そこで、まず依頼者様の財産をリストアップして、評価額を出しました。それをもとに、推定相続人の孫たち、次男、長女の相続分を計算してみました。計算をすると、長男の妻(お嫁さん)と孫たちに渡す分が多くなりすぎる結果となりました。そこで、いろいろと相談をさせていただき、長男の妻(お嫁さん)と養子縁組をしてもらうことにしました。養子縁組をすることで、相続人の数が増えます。その結果、次男、長女の相続分が3分の1から4分の1に減少することになります。
加えて、預貯金のうち当面使う予定のないものをもとに保険契約をすることにしました。保険金の受取人は、長男の妻(お嫁さん)と孫たちです。預貯金を保険にすることで、遺産分割の対象財産が減ることになります。
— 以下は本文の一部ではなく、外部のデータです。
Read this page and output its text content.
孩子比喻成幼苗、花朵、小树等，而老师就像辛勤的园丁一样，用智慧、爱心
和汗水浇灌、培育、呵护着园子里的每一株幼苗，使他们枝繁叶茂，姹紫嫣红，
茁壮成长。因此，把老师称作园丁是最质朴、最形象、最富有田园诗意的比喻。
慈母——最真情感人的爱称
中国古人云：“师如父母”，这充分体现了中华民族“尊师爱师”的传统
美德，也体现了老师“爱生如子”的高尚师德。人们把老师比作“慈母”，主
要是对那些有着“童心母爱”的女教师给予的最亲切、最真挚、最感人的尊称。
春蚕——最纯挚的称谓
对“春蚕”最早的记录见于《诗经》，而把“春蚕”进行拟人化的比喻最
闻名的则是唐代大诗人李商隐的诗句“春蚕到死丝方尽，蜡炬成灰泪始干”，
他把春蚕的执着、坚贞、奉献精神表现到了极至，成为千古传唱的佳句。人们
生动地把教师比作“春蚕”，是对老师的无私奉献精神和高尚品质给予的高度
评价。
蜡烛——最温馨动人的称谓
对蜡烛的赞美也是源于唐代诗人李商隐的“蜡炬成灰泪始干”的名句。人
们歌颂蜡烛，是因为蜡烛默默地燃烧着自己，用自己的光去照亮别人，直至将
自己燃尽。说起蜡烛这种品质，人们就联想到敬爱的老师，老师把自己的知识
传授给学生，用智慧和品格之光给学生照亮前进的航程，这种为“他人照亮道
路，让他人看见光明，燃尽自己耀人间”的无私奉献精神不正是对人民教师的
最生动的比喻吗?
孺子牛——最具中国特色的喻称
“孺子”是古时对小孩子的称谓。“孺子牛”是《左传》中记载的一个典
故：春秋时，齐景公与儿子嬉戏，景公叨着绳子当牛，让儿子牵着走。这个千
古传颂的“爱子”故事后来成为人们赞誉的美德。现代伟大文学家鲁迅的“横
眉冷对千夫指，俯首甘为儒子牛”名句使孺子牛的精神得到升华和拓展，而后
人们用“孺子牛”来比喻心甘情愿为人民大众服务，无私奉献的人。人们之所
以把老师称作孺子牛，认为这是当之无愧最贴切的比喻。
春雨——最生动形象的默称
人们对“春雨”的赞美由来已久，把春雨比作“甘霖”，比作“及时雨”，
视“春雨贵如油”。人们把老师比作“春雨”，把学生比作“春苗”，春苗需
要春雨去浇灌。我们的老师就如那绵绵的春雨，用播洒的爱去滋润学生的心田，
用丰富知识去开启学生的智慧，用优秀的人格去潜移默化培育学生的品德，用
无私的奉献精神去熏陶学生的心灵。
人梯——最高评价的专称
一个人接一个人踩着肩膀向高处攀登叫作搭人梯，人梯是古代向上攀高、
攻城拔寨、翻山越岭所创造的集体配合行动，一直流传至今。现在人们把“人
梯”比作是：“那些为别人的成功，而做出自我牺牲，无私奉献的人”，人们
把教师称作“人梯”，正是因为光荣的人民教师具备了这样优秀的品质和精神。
このようなことをすることで、次男、長女の相続分が減少しました。そして、公正証書遺言を作成しました。
次男、長女から不満が出ないようにするために、遺言書の付言で,長男の妻(お嫁さん)には大変世話になったこと、その感謝の気持ちとして自宅の土地建物を相続させること、相続争いをせずに仲良く暮らして欲しいとのメッセージをいれました。
遺言書に記載しただけでは、やはりもめる可能性もあるので、ご家族で集まる機会を設けて、相続についてのお考えをご自身の口から、次男、長女にきちんと話しておいて欲しいとお願いしました。相続がおこってから遺言書でいきなり知らされるのと事前にご本人の口から説明を聞くのでは、受け止め方が違います。
結果
ご依頼者には、納得のいく遺言書を作成してもらえて、安心した、これで心残りはないとのお言葉をいただきました。その後も、お元気の様子です。